The purpose of comparison is precisely to draw attention to the similarities and differences between two different things, nobody ever said there was an equivalence.

> Here’s a simple example: If someone tells you they can multiply any two numbers in their head and you give them 324543 and 976985, when they reply “317073642855” you’ll take out a calculator to confirm. If you had done the calculation first on a computer, you wouldn’t turn to the nearest human for them to confirm it in their head.

This is a perfectly defined problem with exactly one correct and easily verifiable answer. The other topics we were talking about are nothing like this.

> The problem with ChatGPT being wrong and misleading isn’t the information itself, but that people are taking it as correct because that’s what they’re used to and expect from machines. In addition, you don’t know when an answer is bullshit or not. With a human, not only can you catch clues regarding reliability of the information, you learn which human to trust with each information.

I completely agree that people need to be skeptical when using ChatGPT, and that this distrust of seemingly omniscient "AI" that can confidently and plausibly provide bullshit answers to any query is something that will need to be cultivated in humanity.

Is that the point of using 3.5 to make ChatGPT look worse than it is though? Should we achieve this cultivation by being intentionally misleading? Maybe the ends justify the means but I'm not sure this is a compelling argument. I'd much rather look at the most powerful version available and point out the very real flaws with it, there are no shortage and no need to get stuck on older generations of the tech.

> Everyone’s standard for ChatGPT, be it absolute omniscience, utter failure, or anything in between, is arbitrary. Comparing it to “the majority of humanity, including many of its brightest members” is certainly not an objective measurable standard.

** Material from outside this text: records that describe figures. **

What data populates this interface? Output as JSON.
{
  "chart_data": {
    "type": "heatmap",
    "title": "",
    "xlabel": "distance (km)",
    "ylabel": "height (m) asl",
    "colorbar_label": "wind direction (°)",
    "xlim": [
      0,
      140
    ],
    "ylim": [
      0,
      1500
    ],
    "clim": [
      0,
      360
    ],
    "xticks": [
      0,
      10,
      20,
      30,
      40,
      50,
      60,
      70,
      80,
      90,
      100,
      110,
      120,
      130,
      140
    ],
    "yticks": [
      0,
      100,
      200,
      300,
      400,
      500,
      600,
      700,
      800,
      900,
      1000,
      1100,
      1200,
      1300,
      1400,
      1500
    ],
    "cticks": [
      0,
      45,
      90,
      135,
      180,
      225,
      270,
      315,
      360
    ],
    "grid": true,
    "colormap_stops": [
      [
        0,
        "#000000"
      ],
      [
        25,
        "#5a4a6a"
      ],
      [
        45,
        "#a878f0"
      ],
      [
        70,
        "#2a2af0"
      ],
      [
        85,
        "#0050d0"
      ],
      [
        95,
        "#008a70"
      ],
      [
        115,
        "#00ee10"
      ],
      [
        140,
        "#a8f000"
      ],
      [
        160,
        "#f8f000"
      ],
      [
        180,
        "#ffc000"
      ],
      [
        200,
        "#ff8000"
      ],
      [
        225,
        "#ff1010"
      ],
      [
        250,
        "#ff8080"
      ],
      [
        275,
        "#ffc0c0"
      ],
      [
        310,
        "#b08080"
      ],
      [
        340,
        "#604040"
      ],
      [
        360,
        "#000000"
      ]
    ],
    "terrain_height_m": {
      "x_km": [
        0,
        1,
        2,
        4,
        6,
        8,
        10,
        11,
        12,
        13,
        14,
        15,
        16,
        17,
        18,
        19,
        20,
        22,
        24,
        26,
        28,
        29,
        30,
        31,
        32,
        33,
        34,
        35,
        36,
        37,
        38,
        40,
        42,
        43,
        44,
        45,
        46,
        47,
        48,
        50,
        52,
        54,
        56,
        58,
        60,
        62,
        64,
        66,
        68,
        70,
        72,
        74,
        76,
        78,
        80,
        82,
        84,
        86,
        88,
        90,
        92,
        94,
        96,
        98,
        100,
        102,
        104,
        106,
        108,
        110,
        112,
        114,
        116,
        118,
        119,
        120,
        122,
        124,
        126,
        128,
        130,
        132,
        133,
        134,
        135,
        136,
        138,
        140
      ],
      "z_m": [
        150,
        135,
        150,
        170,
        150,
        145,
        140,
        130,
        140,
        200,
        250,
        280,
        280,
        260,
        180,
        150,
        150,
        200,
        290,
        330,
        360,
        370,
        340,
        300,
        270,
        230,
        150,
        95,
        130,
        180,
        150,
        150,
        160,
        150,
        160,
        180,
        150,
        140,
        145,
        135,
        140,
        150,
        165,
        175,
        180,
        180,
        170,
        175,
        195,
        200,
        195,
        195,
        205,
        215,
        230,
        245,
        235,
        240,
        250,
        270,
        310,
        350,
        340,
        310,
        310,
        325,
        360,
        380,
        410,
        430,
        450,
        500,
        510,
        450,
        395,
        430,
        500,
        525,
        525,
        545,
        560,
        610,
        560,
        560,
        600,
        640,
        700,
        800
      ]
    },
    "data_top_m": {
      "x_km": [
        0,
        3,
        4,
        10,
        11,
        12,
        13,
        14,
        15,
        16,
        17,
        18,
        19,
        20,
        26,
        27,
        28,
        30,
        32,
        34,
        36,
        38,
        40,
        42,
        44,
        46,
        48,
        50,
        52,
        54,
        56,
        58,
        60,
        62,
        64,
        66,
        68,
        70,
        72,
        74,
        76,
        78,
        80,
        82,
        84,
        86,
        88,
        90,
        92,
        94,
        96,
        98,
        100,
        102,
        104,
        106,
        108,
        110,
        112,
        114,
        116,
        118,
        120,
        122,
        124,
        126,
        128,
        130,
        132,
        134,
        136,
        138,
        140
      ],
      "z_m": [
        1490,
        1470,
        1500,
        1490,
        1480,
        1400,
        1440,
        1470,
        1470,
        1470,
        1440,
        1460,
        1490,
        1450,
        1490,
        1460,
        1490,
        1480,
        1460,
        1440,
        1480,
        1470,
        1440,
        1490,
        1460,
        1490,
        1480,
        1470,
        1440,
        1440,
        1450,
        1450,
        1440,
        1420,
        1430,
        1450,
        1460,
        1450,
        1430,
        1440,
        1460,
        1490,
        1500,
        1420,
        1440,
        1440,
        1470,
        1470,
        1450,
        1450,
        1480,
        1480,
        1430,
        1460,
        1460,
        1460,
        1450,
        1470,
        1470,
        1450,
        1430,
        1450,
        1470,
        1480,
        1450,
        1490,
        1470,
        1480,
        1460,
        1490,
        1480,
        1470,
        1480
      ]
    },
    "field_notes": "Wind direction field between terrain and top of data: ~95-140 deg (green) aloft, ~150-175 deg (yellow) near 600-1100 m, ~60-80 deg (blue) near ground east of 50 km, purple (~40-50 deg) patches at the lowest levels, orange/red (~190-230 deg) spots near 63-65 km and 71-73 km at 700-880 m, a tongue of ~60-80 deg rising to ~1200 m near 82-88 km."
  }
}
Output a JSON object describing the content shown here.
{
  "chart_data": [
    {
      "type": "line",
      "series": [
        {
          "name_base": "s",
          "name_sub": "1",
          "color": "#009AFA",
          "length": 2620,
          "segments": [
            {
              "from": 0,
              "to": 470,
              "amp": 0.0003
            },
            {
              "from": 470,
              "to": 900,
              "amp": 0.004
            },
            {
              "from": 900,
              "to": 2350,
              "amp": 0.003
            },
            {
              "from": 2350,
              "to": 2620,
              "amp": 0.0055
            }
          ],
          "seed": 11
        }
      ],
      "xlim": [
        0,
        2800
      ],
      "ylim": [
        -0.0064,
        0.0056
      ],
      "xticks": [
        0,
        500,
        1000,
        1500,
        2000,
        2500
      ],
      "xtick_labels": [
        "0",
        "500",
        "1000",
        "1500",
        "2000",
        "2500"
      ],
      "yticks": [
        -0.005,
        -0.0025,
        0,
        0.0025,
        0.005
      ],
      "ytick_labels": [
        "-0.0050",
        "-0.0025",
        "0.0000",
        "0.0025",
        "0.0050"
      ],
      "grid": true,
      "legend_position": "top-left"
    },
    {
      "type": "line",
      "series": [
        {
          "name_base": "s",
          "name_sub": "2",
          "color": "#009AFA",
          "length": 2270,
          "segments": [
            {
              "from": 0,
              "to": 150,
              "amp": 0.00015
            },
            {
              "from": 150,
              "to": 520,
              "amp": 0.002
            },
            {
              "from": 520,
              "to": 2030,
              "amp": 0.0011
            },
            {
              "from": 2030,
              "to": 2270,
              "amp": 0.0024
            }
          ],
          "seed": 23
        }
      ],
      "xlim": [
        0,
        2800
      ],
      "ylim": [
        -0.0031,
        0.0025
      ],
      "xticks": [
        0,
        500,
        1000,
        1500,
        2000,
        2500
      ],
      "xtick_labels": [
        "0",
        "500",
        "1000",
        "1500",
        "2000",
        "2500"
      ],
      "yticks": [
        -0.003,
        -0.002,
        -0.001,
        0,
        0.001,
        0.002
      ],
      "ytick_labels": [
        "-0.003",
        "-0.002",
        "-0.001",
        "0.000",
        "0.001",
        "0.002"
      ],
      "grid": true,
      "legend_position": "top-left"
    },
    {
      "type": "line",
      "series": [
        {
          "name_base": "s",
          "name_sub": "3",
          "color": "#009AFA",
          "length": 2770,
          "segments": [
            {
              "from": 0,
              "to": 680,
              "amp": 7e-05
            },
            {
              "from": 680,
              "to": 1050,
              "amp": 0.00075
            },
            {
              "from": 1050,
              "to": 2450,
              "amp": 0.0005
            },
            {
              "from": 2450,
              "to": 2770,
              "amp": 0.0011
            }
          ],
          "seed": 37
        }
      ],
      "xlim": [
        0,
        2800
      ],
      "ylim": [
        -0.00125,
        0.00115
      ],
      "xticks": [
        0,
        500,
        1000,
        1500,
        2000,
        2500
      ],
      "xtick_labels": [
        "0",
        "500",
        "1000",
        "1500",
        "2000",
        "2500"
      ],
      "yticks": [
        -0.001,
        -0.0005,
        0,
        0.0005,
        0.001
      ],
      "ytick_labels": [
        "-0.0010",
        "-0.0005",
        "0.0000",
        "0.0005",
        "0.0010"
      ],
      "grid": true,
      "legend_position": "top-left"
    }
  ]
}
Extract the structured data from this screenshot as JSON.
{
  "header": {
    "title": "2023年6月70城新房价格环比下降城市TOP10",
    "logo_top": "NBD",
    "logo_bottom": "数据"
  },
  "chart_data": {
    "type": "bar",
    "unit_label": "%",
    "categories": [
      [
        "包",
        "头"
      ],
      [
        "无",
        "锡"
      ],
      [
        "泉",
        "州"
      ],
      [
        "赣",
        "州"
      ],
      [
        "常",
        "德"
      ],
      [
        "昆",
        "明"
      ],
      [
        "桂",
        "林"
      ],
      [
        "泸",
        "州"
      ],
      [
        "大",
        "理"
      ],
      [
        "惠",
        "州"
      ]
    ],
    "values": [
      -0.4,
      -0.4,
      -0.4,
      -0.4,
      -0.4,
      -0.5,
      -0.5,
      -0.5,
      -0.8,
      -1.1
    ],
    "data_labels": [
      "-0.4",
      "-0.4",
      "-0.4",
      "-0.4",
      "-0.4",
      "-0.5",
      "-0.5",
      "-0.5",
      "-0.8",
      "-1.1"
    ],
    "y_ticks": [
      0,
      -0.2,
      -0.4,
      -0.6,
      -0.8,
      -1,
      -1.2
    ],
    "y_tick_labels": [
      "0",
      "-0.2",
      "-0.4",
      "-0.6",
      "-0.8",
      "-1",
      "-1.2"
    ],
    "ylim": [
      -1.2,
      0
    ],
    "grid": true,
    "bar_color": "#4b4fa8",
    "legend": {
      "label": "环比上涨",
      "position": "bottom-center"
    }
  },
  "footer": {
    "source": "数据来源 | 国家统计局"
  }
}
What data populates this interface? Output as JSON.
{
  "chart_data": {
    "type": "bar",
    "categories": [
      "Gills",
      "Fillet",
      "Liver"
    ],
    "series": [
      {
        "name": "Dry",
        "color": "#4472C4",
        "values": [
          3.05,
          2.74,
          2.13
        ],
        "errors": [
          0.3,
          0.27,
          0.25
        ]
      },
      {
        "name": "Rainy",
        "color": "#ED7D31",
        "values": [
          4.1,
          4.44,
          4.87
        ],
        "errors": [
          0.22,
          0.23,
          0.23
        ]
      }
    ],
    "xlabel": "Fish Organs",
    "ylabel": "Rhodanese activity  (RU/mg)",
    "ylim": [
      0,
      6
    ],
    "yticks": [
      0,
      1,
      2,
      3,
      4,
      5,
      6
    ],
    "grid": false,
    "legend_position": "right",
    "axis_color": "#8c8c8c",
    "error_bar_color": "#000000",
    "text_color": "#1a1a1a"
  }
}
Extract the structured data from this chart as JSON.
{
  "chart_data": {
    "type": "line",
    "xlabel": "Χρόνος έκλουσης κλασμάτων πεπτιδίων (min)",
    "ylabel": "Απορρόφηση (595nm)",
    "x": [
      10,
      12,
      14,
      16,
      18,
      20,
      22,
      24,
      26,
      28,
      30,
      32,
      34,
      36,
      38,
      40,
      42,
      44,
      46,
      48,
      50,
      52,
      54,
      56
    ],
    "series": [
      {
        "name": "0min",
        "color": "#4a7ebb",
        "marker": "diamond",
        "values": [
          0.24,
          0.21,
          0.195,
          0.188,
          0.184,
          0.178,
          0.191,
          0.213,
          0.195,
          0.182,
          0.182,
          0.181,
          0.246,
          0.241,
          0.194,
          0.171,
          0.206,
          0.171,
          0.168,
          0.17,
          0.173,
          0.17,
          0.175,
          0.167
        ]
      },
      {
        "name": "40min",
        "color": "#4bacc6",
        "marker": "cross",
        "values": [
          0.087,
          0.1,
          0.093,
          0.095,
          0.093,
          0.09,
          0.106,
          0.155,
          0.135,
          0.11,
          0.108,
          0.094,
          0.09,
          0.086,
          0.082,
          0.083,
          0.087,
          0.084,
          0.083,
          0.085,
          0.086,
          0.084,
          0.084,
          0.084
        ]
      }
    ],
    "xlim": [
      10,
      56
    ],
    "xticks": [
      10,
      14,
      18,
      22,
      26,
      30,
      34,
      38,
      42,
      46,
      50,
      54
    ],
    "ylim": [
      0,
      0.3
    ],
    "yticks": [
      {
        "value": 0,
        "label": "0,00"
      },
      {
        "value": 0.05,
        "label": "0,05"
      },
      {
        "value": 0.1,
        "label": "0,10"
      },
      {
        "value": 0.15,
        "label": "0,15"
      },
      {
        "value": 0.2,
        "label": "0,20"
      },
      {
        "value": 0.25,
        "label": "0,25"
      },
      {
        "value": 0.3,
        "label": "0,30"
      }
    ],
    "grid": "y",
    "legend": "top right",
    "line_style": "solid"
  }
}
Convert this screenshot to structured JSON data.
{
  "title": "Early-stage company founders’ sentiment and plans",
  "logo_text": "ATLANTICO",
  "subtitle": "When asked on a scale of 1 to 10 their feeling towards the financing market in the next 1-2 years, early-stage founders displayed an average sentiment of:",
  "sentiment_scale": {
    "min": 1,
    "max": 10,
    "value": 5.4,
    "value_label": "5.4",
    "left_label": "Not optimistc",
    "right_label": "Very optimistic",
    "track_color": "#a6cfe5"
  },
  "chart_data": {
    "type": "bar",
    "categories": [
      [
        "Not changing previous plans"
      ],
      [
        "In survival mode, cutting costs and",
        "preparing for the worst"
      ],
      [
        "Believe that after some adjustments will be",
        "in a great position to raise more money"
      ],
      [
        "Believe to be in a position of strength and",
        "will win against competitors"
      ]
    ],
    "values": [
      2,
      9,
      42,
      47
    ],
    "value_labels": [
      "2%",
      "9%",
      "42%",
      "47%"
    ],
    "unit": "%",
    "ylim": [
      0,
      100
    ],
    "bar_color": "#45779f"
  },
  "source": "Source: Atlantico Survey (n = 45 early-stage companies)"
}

I mean, yeah, but there is a spectrum of arbitrariness. Asking it to answer arithmetic accurately could be reasonably argued to be on the end of the spectrum labeled "objectively the right way to do this" and expecting it to know the one correct way to answer queries regarding fundamentally unknowable topics of faith that are mythically sensitive and controversial for the majority of humanity would be closer to the other end.

----

Look, I'm so tired of online debates like this at my age. I likely wouldn't even have engaged except your first response struck me as unnecessarily abrasive with phrases like "absolutely worthless" and "excessive fawning" which are an irresistable call to arms to my inner keyboard warrior.

I'd really like to not spend the rest of my life writing essays at each other on this topic so I'm happy to agree to disagree here.

Also, this has all left me with the impression that this is largely a branding issue. OpenAI does call all of their ChatGPT versions "ChatGPT". If they made unmistakable distinctions through their product line that would go a long way in addressing any confusion.